Gördüğünüz gibi Betty, kurduğu bu hayal dünyasında kendini muhteşem biri haline getirmiş ve başarısızlığını başka sebeplere bağlamıştır. Kendi kendini bu şekilde manipüle etmiştir. Tıpkı Naziler'in büyük yalan tekniğinde ya da Platon'un mağara alegorisinde olduğu gibi, kendini sahte olan bir şeye uzun süre maruz bırakmıştır. Bunun sonucunda ise gerçek ve yalanı ayırt edemez duruma gelmiştir. Yönetmen David Lynch filmi öyle bir ustalıkla çeker ki, izleyiciye de Betty'nin yaşadığı bu karmaşık duyguları hissettirir. İzleyen kişi hangi sahnenin gerçek, hangi sahnenin sahte olduğunu anlayamaz.

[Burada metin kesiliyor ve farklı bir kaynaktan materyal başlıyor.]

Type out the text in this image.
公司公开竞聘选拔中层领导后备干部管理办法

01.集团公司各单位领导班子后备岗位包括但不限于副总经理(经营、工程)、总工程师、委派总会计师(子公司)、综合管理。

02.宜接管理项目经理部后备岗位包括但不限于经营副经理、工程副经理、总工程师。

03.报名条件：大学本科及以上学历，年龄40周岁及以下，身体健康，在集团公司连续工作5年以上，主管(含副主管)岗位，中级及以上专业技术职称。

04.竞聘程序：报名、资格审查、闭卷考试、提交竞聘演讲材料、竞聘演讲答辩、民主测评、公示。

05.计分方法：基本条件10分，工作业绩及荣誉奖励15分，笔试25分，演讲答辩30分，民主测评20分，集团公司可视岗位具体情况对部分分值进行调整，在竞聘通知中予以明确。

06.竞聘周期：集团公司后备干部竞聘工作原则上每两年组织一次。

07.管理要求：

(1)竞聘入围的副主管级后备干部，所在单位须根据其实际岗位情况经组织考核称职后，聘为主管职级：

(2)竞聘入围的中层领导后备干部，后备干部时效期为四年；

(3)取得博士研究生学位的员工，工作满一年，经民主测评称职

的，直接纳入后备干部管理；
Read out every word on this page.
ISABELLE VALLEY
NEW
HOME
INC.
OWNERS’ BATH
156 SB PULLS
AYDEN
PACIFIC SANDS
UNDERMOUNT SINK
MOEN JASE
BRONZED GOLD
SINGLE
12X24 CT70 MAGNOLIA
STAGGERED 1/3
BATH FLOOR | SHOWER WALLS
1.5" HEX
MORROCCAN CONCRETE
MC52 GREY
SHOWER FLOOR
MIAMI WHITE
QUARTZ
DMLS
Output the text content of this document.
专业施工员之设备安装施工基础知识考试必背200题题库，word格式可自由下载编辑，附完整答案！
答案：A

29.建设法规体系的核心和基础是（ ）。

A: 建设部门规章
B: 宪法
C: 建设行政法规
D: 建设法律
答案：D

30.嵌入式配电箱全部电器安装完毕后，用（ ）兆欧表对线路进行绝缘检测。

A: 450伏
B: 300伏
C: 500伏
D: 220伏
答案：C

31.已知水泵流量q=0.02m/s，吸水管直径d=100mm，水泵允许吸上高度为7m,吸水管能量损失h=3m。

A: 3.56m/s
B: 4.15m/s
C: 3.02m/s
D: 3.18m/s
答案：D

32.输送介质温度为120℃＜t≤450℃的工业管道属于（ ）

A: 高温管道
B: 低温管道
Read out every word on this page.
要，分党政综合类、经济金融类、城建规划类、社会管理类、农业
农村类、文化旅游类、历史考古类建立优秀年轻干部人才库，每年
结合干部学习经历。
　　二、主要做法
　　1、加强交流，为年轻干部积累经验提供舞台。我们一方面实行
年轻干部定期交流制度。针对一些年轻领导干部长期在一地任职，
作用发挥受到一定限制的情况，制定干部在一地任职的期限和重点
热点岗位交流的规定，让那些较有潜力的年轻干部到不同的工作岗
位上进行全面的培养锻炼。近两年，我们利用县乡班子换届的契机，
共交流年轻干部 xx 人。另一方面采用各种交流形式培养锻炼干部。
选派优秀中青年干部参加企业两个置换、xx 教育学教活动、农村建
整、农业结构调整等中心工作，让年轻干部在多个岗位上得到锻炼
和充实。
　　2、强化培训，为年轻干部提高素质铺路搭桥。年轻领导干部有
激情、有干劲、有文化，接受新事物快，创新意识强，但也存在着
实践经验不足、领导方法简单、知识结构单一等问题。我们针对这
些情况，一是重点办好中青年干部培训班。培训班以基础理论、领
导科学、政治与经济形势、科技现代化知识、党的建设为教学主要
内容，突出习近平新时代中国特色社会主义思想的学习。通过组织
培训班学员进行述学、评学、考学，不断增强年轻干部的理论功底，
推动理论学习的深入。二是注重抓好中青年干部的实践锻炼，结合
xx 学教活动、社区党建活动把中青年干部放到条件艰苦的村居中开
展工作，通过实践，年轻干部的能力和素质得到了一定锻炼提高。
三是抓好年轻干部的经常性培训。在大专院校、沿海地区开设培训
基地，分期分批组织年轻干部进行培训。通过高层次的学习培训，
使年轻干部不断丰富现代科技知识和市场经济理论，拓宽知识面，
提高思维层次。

Aristoteles sanat ve edebiyat için "gerçeğin birer yansımasıdır" yorumunu yapar. Yani birer kopyadırlar. Bunun üzerine neo-klasikçilerin bir kısmı; "Sanat, idealleştirilmiş tabiatın yansımasıdır," görüşünü ortaya atar. Bu görüşe göre sanat ve edebiyat gerçek hayatın değil, gerçekleşmesi temenni edilen (idealleştirilmiş) bir hayatın kopyasıdır. Aslında bu görüşe göre insanın sanat ve edebiyat ile ilgilenmesi, idealleştirilmiş bir tabiata kaçma çabasıdır bir nevi (Betty'nin yaptığı gibi).


Betty de bu görüşte olduğu gibi kendini idealleştirilmiş bir tabiata sokar. Güzelliklerle dolu, gerçekleşmesi temenni edilen bir tabiat...

Herkes kafasında kendince idealleştirilmiş bir tabiat kurabilir. Bu çok doğaldır. Ama buna sıkı sıkıya bağlanmak korkunç sonuçlar yaratabilir. Gerçek ya da gerçeği hatırlatacak şeyler, sizin konforunuza zarar verecek bir tehdit unsuruna dönüşür. Çünkü gerçek, yalanın ölümcül düşmanıdır.